La suite des Mondes de Ralph déplace l’action de la salle d’arcade vers Internet — sujet casse-gueule s’il en est, tant les représentations du réseau au cinéma vieillissent mal.

Le film s’en tire par un parti pris assumé : Internet y est une mégalopole, avec ses avenues commerçantes, ses quartiers louches, ses foules d’avatars et ses commerciaux qui vous sautent dessus dès que vous ralentissez.

L’histoire

Le volant de la borne Sugar Rush casse. La pièce de rechange existe encore, en vente sur un site d’enchères, mais coûte plus cher que ce que la salle rapporte — le propriétaire décide donc de débrancher le jeu.

Vanellope se retrouve sans monde. Ralph et elle branchent alors la salle sur Internet, avec l’idée d’acheter la pièce.
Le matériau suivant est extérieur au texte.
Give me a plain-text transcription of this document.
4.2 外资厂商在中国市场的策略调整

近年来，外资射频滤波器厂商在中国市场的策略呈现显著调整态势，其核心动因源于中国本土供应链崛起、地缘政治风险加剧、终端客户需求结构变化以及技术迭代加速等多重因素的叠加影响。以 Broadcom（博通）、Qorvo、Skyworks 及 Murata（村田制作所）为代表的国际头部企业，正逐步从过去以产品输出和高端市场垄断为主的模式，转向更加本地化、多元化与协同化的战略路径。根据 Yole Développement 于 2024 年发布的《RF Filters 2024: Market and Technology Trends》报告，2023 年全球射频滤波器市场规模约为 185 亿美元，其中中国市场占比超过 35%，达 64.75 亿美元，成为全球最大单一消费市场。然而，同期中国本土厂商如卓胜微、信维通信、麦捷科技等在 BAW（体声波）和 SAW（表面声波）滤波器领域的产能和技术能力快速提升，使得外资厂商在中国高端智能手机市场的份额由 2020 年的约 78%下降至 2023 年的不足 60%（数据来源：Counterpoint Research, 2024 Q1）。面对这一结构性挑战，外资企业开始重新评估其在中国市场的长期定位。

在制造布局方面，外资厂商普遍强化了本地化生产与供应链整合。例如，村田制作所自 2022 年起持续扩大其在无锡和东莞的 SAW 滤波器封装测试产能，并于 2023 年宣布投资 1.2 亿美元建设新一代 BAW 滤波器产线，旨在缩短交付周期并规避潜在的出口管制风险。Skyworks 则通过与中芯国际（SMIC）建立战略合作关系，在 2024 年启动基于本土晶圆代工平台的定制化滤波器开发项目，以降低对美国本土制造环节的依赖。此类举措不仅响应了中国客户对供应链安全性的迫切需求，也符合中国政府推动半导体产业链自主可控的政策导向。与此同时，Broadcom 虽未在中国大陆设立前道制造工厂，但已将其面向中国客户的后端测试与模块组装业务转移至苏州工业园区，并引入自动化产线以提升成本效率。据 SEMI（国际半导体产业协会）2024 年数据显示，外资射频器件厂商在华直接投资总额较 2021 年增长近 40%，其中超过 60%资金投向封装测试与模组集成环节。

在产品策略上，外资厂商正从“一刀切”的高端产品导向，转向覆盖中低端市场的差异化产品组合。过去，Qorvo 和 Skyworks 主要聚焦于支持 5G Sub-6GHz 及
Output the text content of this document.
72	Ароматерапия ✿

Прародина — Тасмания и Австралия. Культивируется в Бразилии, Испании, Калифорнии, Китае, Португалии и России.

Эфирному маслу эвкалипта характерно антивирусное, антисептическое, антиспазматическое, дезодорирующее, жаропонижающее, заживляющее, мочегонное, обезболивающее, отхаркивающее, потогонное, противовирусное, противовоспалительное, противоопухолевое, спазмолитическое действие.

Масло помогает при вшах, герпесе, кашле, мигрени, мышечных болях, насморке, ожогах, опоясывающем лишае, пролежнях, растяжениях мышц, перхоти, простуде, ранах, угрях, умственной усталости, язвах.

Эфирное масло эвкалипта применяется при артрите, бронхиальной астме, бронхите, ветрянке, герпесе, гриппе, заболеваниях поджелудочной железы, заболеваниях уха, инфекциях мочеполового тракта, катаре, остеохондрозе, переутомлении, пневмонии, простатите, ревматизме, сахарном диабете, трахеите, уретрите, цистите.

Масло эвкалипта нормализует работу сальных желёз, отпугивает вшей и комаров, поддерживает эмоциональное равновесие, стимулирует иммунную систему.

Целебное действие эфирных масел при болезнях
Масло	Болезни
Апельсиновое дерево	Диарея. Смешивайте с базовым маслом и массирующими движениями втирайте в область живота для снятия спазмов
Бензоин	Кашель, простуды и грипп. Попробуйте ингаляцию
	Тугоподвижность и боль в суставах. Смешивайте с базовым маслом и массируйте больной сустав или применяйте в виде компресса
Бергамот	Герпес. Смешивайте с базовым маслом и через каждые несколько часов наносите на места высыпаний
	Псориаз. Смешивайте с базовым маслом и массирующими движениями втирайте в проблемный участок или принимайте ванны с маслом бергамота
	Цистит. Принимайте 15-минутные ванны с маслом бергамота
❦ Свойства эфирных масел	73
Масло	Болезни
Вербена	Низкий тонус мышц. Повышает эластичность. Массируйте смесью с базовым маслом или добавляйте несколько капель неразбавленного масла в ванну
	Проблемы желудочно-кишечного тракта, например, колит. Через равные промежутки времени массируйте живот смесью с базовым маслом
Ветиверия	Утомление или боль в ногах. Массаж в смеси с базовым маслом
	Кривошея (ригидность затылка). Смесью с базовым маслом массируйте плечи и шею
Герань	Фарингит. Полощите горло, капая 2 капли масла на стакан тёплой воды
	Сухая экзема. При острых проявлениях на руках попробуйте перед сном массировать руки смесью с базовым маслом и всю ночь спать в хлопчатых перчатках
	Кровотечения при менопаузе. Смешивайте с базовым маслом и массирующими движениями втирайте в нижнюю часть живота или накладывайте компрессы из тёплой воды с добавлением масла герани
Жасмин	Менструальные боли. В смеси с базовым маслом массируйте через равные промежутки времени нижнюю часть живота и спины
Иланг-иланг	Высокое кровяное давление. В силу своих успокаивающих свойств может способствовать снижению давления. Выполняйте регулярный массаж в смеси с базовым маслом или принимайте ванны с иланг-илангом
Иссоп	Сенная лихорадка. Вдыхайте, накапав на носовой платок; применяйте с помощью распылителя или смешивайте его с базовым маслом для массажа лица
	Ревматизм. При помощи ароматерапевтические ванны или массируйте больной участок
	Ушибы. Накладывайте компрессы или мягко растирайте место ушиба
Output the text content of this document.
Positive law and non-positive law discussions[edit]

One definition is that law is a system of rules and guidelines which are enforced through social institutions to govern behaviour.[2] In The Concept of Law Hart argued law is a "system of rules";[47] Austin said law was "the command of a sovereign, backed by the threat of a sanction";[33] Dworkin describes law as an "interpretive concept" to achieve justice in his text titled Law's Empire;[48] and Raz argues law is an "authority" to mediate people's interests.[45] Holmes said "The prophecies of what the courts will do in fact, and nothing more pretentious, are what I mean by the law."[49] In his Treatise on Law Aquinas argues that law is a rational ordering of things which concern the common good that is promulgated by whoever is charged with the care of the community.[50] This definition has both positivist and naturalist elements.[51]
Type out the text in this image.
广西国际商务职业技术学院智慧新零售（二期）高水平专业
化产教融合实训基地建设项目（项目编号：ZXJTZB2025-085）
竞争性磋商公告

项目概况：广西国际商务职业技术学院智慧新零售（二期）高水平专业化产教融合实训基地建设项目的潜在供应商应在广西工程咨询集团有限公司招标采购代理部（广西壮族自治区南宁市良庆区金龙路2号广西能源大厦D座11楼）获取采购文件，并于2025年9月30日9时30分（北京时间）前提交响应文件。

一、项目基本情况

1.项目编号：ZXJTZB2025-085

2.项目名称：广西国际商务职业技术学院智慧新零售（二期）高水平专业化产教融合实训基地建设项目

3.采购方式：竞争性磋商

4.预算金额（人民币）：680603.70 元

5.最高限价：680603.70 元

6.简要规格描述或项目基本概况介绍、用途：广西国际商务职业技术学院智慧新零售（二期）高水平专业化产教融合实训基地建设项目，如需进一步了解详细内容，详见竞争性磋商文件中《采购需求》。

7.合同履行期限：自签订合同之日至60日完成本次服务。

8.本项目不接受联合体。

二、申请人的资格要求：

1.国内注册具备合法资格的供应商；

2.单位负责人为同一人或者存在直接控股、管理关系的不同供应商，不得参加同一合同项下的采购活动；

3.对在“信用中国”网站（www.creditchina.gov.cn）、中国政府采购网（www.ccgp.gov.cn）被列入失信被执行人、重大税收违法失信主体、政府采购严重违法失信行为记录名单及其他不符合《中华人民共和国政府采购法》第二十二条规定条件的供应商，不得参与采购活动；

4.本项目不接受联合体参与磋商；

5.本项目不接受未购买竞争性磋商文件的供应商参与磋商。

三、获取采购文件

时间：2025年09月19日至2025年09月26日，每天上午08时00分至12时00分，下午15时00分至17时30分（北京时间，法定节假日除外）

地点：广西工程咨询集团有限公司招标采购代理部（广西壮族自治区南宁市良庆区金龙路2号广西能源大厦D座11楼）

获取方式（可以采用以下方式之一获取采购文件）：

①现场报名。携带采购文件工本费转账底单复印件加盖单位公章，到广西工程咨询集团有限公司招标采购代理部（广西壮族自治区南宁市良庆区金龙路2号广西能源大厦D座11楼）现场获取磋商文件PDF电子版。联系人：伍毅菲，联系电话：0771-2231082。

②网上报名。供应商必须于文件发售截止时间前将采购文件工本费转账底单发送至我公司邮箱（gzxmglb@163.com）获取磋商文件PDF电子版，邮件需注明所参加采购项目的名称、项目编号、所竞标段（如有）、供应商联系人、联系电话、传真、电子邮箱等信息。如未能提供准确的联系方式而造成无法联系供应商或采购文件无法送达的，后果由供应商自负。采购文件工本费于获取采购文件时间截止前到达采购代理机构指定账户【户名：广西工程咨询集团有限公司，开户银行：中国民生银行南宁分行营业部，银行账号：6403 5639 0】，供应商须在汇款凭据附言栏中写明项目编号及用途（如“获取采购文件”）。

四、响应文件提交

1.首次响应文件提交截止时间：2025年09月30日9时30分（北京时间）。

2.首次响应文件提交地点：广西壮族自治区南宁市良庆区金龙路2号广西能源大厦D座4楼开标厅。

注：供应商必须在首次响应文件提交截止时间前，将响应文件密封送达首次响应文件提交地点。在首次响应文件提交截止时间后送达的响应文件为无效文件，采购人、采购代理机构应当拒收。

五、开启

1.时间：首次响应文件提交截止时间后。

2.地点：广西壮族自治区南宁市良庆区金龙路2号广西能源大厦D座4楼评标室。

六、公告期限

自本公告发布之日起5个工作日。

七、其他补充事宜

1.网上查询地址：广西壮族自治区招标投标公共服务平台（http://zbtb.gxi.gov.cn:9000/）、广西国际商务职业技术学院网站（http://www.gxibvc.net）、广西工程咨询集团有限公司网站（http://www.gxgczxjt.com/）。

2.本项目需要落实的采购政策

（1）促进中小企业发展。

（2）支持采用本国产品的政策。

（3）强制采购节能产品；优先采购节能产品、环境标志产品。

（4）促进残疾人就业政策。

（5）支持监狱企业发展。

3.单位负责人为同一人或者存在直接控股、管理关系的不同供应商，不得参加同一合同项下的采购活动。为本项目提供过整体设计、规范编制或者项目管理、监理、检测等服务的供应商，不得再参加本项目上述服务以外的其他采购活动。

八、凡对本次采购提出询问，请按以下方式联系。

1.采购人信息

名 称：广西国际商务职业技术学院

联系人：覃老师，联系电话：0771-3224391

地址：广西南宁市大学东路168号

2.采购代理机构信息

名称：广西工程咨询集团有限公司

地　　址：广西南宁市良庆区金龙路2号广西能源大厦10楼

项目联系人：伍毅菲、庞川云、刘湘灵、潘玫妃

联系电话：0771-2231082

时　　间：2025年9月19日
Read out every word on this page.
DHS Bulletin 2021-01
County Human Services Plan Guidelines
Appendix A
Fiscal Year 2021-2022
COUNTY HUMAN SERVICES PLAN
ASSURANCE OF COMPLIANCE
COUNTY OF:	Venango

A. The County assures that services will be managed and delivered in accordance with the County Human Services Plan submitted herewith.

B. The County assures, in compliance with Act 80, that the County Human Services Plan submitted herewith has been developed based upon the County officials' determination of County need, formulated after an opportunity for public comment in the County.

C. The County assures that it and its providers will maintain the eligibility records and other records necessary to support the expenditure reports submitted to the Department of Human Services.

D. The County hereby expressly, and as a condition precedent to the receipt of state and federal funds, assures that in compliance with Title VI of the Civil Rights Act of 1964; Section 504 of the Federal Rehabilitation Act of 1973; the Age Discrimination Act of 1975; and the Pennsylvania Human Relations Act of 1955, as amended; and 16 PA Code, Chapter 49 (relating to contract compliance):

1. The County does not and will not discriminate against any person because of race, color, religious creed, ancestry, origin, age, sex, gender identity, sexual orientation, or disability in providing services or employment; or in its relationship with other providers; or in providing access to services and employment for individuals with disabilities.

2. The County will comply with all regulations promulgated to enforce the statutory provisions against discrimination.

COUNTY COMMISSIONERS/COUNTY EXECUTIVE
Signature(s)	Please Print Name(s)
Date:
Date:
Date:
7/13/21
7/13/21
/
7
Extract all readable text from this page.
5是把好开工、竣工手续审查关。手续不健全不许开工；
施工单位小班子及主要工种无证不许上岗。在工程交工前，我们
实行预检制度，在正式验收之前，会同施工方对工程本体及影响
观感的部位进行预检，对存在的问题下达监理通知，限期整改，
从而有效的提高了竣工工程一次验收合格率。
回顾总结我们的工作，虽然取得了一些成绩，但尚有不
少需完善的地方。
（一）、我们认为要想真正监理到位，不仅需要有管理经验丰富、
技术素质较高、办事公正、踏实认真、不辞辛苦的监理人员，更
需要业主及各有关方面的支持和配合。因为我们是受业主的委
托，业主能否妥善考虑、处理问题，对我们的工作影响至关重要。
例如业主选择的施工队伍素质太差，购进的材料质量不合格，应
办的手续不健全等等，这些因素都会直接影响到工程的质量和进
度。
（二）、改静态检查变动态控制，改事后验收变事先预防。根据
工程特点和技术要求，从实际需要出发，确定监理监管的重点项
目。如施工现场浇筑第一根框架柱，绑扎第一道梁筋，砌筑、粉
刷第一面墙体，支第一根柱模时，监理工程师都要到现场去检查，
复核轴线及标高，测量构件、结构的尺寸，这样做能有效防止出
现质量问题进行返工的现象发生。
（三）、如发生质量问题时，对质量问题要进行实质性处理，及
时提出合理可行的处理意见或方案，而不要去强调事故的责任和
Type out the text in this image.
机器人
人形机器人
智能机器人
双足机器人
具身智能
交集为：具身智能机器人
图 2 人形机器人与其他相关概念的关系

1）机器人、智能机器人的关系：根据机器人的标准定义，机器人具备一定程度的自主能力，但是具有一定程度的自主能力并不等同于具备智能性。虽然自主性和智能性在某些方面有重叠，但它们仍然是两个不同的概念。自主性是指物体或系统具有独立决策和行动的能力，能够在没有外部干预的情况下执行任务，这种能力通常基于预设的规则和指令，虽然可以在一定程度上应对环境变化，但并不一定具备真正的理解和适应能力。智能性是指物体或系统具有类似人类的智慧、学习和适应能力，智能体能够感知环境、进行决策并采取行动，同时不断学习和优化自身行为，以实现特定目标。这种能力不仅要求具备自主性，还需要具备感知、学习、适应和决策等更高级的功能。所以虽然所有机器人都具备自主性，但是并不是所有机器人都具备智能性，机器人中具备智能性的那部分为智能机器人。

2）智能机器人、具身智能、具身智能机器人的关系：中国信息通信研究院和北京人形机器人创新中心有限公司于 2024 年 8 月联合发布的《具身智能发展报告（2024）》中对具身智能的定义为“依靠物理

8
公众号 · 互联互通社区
Ce qu’ils y trouvent règle le problème du volant en une demi-heure, et en crée un bien plus grave : Vanellope découvre un jeu de course en ligne, immense, imprévisible et dangereux, et comprend qu’elle ne veut plus retourner dans le sien.

Ce qu’il faut savoir

  • La scène des princesses Disney est le passage le plus commenté du film. Quatorze princesses réunies dans la même pièce, doublées pour la plupart par leurs interprètes d’origine, se moquant méthodiquement des conventions de leurs propres films. C’est le plus bel exercice d’autodérision jamais produit par le studio.
  • Le vrai sujet est l’amitié possessive. Ralph ne supporte pas l’idée que son amie veuille une autre vie, et le film transforme cette insécurité en menace littérale — l’un des antagonistes les plus inconfortables du catalogue, parce qu’il est le héros lui-même.
  • La fin refuse le retour à la normale. Les deux personnages ne finissent pas côte à côte, et le film assume cette séparation comme une bonne nouvelle. C’est rare et c’est courageux.
  • Stan Lee apparaît dans une foule d’avatars, et il s’agit de l’une de ses dernières apparitions, le film étant sorti peu avant sa mort.
  • Les scènes post-génériques sont au nombre de deux, dont l’une est une longue plaisanterie sur les bandes-annonces trompeuses.
  • Le film a rapporté plus de 500 millions de dollars et été nommé à l’Oscar du meilleur film d’animation.

Où le voir aujourd’hui

Disponible sur Disney+ et en Blu-ray. Moins inventif que le premier volet dans ses références, mais plus ambitieux dans ce qu’il raconte — et la séquence des princesses justifie à elle seule le visionnage.